The literary disposition that began to pervade Greek Christianity in the earlier years of the second century swelled to a flood in the last third of that century and reached proportions that amaze the modern reader. The volume, variety, and vigor of this literature must be realized if we are to understand what manner of faith it was that was beginning to turn the Greco-Roman world upside down, for not the least of the elements of its strength was the intellectual attack it was making upon paganism.

We have been too much inclined to pass by all this literature and go directly to the New Testament, as though it existed apart from the contemporary and later Christian literature. And it is true that it was in the books of the New Testament and in the earliest collections of them — of the letters of Paul and of the Four Gospels  — that the letter and gospel types were first set powerfully before the early Church; and Revelation and Acts offered patterns for the apocalypses and acts that were to come.
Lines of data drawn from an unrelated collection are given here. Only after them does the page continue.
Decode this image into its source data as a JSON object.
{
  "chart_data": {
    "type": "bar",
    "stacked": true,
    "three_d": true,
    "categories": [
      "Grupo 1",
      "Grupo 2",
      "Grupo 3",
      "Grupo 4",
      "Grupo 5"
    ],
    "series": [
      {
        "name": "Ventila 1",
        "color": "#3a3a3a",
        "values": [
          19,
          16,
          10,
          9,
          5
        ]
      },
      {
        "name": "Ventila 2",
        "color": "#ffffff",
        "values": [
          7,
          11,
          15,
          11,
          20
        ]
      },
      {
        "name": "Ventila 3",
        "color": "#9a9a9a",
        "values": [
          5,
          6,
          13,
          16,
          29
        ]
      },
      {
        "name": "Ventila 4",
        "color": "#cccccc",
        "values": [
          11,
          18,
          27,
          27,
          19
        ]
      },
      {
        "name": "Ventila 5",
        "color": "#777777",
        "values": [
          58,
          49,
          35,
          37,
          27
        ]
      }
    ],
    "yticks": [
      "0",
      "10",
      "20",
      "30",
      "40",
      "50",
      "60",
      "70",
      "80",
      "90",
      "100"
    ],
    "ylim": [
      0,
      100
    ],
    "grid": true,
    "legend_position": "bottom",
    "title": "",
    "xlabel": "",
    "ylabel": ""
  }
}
But the development of Christian thought did not stop with the writing of the New Testament, and although none of these later writers achieved the insight of Paul, the first of its authors, they have something of value to contribute to our understanding of historical Christianity, the development of Christian doctrine, and the extraordinary movement, so largely literary, that in a century and a half after its formation made the New Testament the religious authority of that ancient world.

It was the conviction of the early church that the acceptance of the gospel released new powers in the human spirit, and never was this truer than in these first centuries when in the defense and advocacy of Christianity men like Irenaeus, Tertullian, and Origen stood forth to fight the literary battle for the new faith. It was an age of writers, publishers, books, and readers to a degree that may well surprise the modern reader and give him a new idea of the intelligence and reading interest of Christian circles in the second and third centuries.

A few Christian books not included in the New Testament may well be older than some of those that found a place in it, and they throw light upon the situations in which canonical books were written. In origin the books are interrelated, for all come from, and find their places in, the ongoing life of the church. But the story of the New Testament books has often been told and need not be repeated here. The reader is referred instead to introductions to the New Testament that emphasize the literary and historical circumstances of the New Testament books. In the present study, it will be enough to assume the existence of these circumstances without undertaking to repeat what has already been said in print about New Testament origins.